Functional studies and phenotype analysis

The suppressive function of purified Treg cells was measured as previously described10. The phenotype analysis was performed by flow cytometry by staining the cells with anti-CD3, -CD4, -CD25, -CD127 mAbs and 7AAD for cell sorting and with anti-CD3, -CD4, -CD25, -CD127, and -CCR2 for surface stainings. All monoclonal antibodies were obtained from Beckman Coulter (Brea, CA-USA) except for the anti-CCR2 (R&D Systems, Minneapolis, MN-USA). Samples were analyzed using the BD FACS Canto II (Becton Dickinson, San Jose, CA)and sorted using the MoFlo XDP (Beckman Coulter, USA).
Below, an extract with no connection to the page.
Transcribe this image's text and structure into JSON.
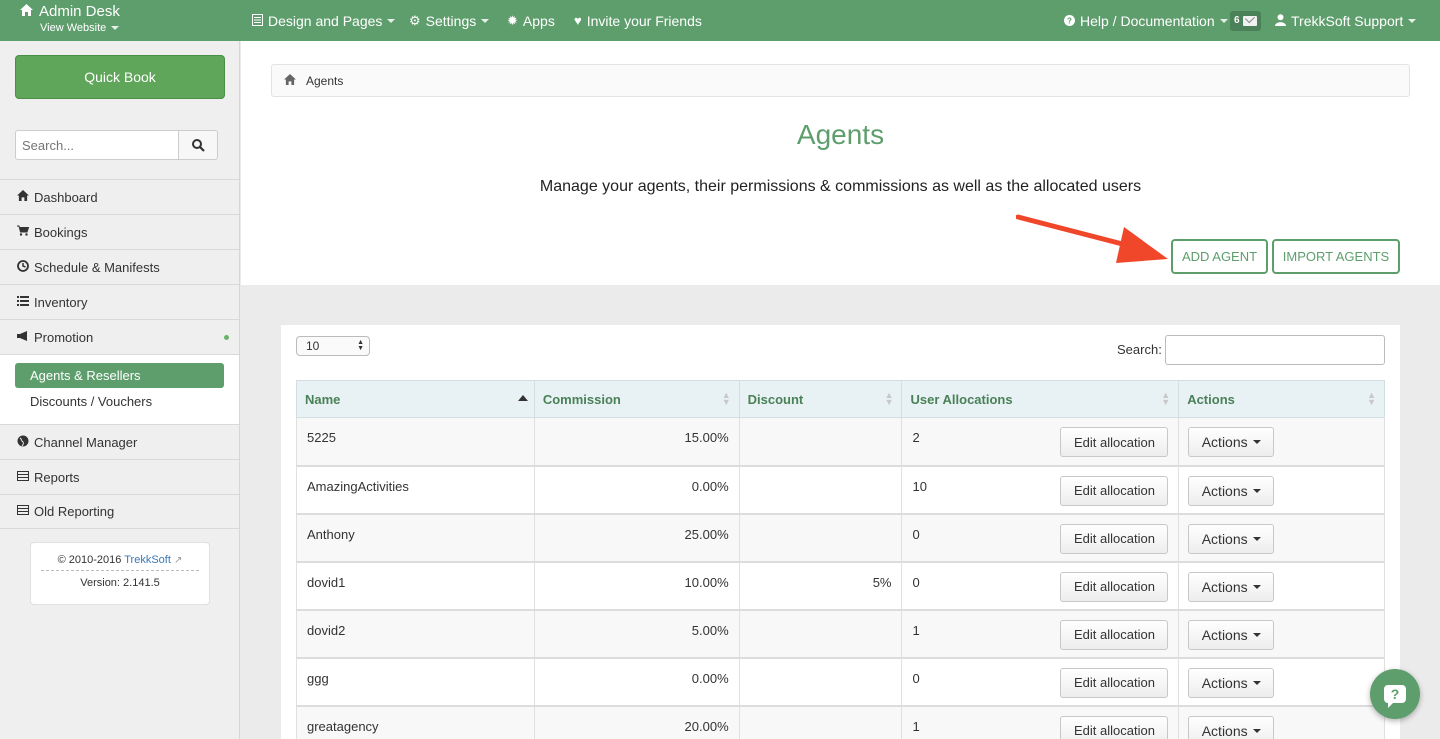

Immunofluorescence analysis

Triple immunofluorescence staining of formalin-fixed and paraffin-embedded pancreatic specimens was performed using polyclonal rabbit anti-CCL2 (Abcam, Cambridge Sciences Park, Cambridge, UK), polyclonal guinea pig anti-insulin (Dako, Glostrup, Denmark), and monoclonal mouse anti-glucagon (R&D Systems, Minneapolis, MN) and secondary Alexa-Fluor labeled antibodies (Life Technologies). Donor characteristics are depicted in Supplementary Table 3. After nuclear staining with DAPI, slides were analyzed with a Leica TCS SP5 laser scanning confocal microscope and colocalization analysis was performed with Leica LAS-AF software (Leica Microsystems GmBH, Wetzlar, Germany).

Statistical analysis

Comparisons between groups were performed using the two-tailed Student t test or the Mann-Whitney U test for non-parametric data. For the analysis of paired samples in the suppression assay, the Wilcoxon test was applied. Linear regression was used to determine the correlation between variables. For all analyses, a two-tailed P value < 0.05 was considered significant. Statistical analyses were performed using Stata 10.1 software (Stata Corp., College Station, TX).
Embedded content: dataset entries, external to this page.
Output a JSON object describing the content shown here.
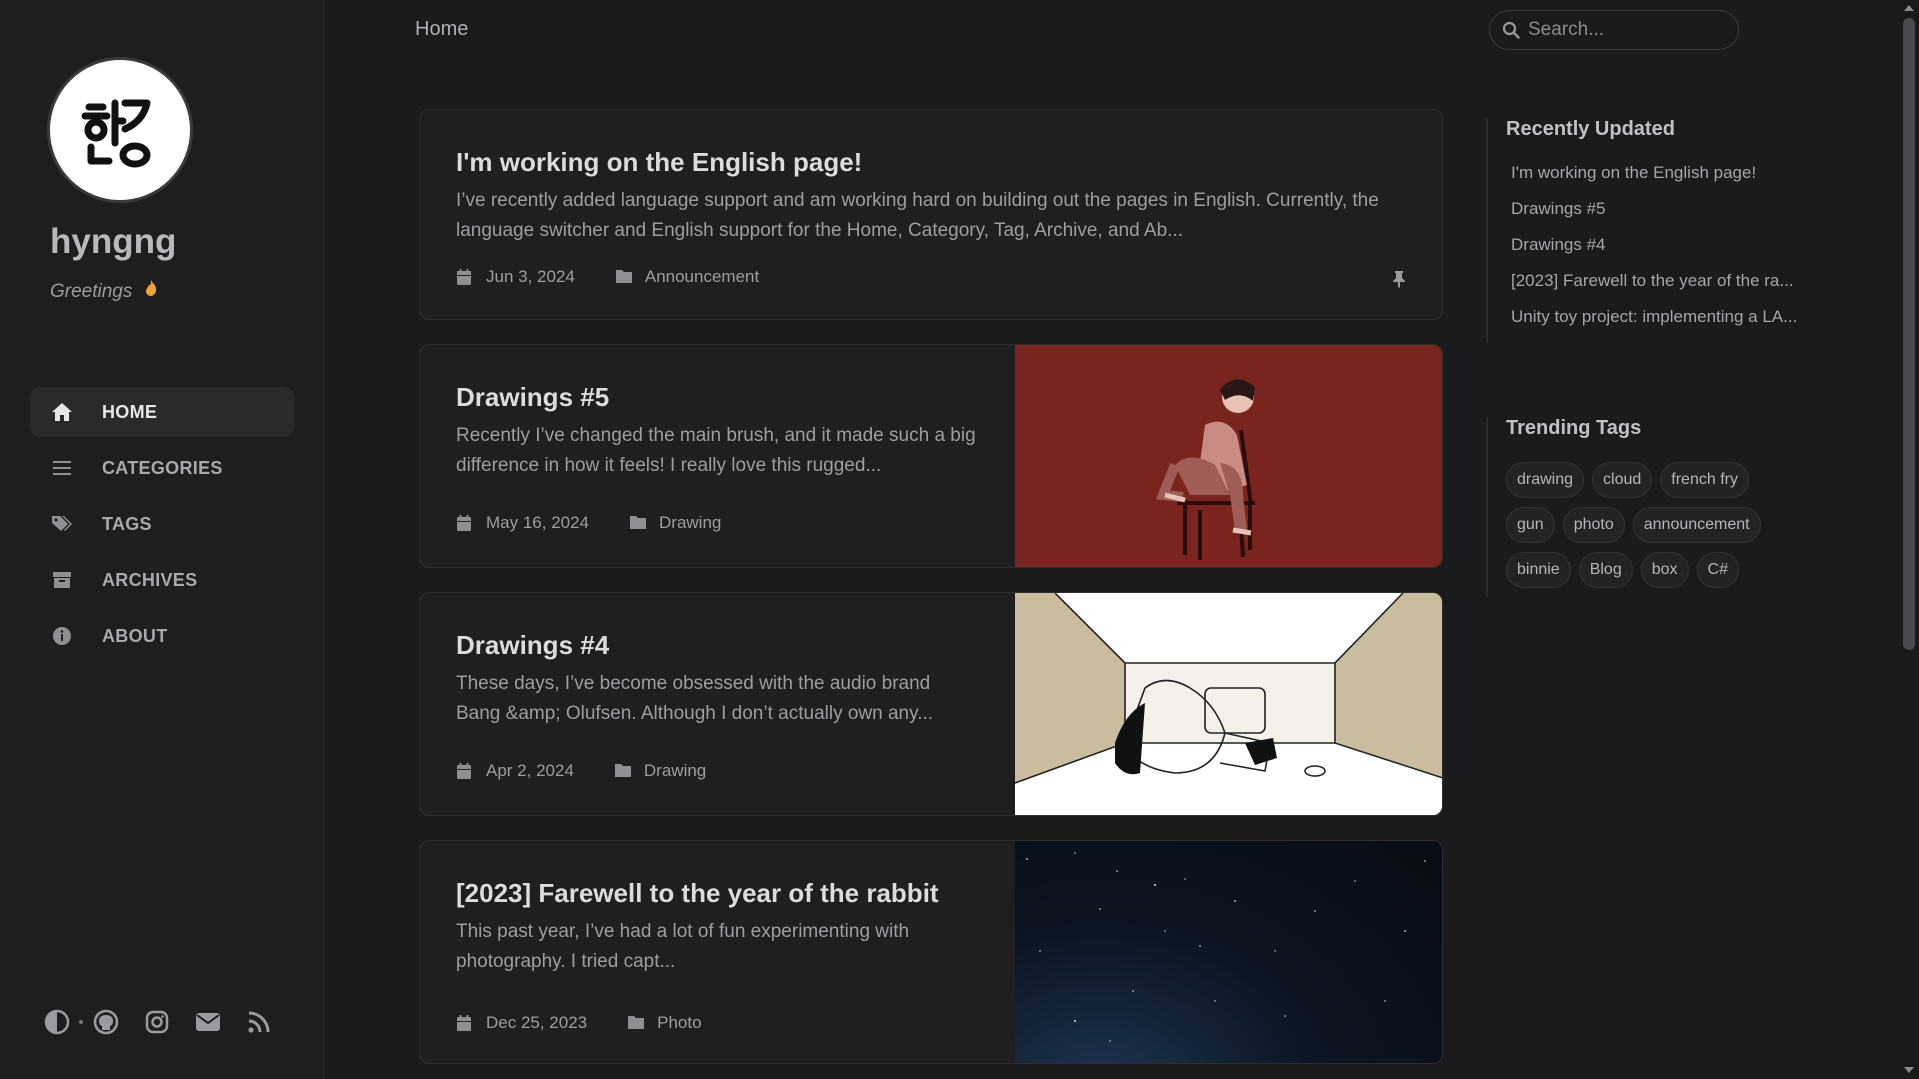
{
  "sidebar": {
    "avatar_glyph": "헝",
    "title": "hyngng",
    "subtitle": "Greetings",
    "nav": [
      {
        "label": "HOME",
        "icon": "home-icon",
        "active": true
      },
      {
        "label": "CATEGORIES",
        "icon": "list-icon",
        "active": false
      },
      {
        "label": "TAGS",
        "icon": "tags-icon",
        "active": false
      },
      {
        "label": "ARCHIVES",
        "icon": "archive-icon",
        "active": false
      },
      {
        "label": "ABOUT",
        "icon": "info-icon",
        "active": false
      }
    ],
    "bottom_icons": [
      "theme-toggle-icon",
      "github-icon",
      "instagram-icon",
      "email-icon",
      "rss-icon"
    ]
  },
  "topbar": {
    "breadcrumb": "Home",
    "search_placeholder": "Search..."
  },
  "posts": [
    {
      "title": "I'm working on the English page!",
      "excerpt": "I’ve recently added language support and am working hard on building out the pages in English. Currently, the language switcher and English support for the Home, Category, Tag, Archive, and Ab...",
      "date": "Jun 3, 2024",
      "category": "Announcement",
      "pinned": true
    },
    {
      "title": "Drawings #5",
      "excerpt": "Recently I’ve changed the main brush, and it made such a big difference in how it feels! I really love this rugged...",
      "date": "May 16, 2024",
      "category": "Drawing",
      "image": "red-illustration"
    },
    {
      "title": "Drawings #4",
      "excerpt": "These days, I’ve become obsessed with the audio brand Bang &amp; Olufsen. Although I don’t actually own any...",
      "date": "Apr 2, 2024",
      "category": "Drawing",
      "image": "beige-sketch"
    },
    {
      "title": "[2023] Farewell to the year of the rabbit",
      "excerpt": "This past year, I’ve had a lot of fun experimenting with photography. I tried capt...",
      "date": "Dec 25, 2023",
      "category": "Photo",
      "image": "night-sky"
    }
  ],
  "panel": {
    "recent_heading": "Recently Updated",
    "recent": [
      "I'm working on the English page!",
      "Drawings #5",
      "Drawings #4",
      "[2023] Farewell to the year of the ra...",
      "Unity toy project: implementing a LA..."
    ],
    "tags_heading": "Trending Tags",
    "tags": [
      "drawing",
      "cloud",
      "french fry",
      "gun",
      "photo",
      "announcement",
      "binnie",
      "Blog",
      "box",
      "C#"
    ]
  },
  "colors": {
    "background": "#1b1b1e",
    "sidebar": "#1e1e20",
    "card": "#1f1f21",
    "red_image": "#7a241f",
    "beige_image": "#c9bc9f"
  }
}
Ethical Approval and Informed Consent

All experimental protocols were approved by the San Raffaele Hospital Ethics Committee (protocol DRI-003). All procedures followed were in accordance with the ethical standards of the responsible committee on human experimentation (institutional and national) and with the Helsinki Declaration of 1975, as revised in 2008. Informed consent was obtained from all patients for being included in the study.